Black History Month: Kyle Porter on impact of Martin Luther King, Bob Marley
Canadian Premier League

Black History Month runs from Feb. 1-March 1, 2021. will feature articles throughout the month profiling the Canadian Premier League’s many outstanding players of colour, as well as stories about their views on the importance of Black History Month.

FC Edmonton midfielder Kyle Porter carries the words – and maybe a melody or two – from his heroes wherever he goes.

The 31-year-old midfielder has highlighted musician Bob Marley and Martin Luther King Jr. as two of his heroes for Black History Month – as they both used their respective platforms to push for social justice.

“Martin Luther King Jr. stood for change, he stood for justice – back then he was fighting against what’s happening right now,” said Porter, referring to the Black Lives Matter movement and subsequent protests that occurred last summer, including at The CPL’s Island Games in PEI.

RELATED READING: Black Lives Matter – Helpful reading and video resources

Porter has followed the example set by Dr. King and Marley in trying to bring about change, and in addressing the issue of racism and equality.

“No matter what walk I am in life, no matter what I’m doing, I can dream big and as long as I take the first step in faith, I can accomplish and do anything and promote change via my platform. To be the best person that I can possibly be, really,” Porter said.

Porter led his former team, York9 FC (now York United) in a series of powerful anti-racism movements last year, including this video which featured York players discussing heartbreaking instances of racism:

“These are things that us players are standing for, because what’s happening or what happened last Summer and is still happening today is unacceptable,” Porter said. “There’s there’s too much of a separation between the people in this world and Martin Luther King Jr. was the beacon of hope to change that in that moment in time.”

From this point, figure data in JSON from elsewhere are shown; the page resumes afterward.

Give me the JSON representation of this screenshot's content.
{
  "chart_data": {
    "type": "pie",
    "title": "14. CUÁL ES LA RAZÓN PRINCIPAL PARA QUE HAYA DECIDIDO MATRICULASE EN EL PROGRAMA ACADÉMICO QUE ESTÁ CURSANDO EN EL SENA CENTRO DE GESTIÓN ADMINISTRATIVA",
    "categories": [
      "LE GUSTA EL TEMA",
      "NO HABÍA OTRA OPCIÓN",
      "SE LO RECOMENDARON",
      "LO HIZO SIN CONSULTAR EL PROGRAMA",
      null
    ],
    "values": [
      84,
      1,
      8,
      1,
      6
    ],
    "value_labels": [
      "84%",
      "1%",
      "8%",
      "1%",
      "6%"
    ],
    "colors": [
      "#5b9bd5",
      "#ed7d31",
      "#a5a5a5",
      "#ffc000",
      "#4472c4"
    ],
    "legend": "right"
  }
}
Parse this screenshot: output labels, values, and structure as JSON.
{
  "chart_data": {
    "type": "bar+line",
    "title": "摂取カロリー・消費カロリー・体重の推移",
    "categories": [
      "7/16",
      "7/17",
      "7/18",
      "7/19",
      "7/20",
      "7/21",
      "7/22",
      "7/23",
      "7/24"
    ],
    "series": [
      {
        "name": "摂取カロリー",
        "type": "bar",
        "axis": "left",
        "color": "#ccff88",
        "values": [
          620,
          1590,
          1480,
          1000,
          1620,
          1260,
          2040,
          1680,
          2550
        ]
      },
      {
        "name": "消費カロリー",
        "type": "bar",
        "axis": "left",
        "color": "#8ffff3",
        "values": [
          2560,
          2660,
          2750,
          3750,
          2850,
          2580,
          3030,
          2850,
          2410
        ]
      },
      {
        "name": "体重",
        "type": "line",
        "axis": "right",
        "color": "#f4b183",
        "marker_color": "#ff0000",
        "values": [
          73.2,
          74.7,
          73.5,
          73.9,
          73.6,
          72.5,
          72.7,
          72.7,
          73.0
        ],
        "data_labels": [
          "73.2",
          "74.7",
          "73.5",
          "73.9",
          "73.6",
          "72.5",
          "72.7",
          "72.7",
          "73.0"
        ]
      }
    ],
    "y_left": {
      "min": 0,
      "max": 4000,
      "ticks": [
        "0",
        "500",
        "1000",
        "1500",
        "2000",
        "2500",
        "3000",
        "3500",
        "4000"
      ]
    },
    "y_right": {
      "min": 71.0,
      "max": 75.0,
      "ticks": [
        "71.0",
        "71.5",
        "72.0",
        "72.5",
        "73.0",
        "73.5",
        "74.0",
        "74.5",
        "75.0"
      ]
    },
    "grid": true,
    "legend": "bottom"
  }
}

Porter, born to a Jamaican family in the Toronto suburbs, recalls dribbling a ball in his childhood home to the music of Bob Marley – one of Jamaica’s greatest exports and a pioneer in reggae music.

“My dad would be in the basement and he would be playing all types of Bob Marley music,” Porter recaled. “I was five, maybe six. Every time it came on it just it brought us to a point where we’re dancing. That was a big moment in my life for sure.”

Marley – who had an affinity for soccer – was a political force in the 1970s, using his music and lyrics for good.

“He not only used his platform, and his music, to spread love and fight for injustice… he used his music to motivate,” Porter said. “Marley is very special. His music is still listened to today.”

“He found so much joy, love, and passion through the game of football, too. That’s a huge inspiration to me, too.”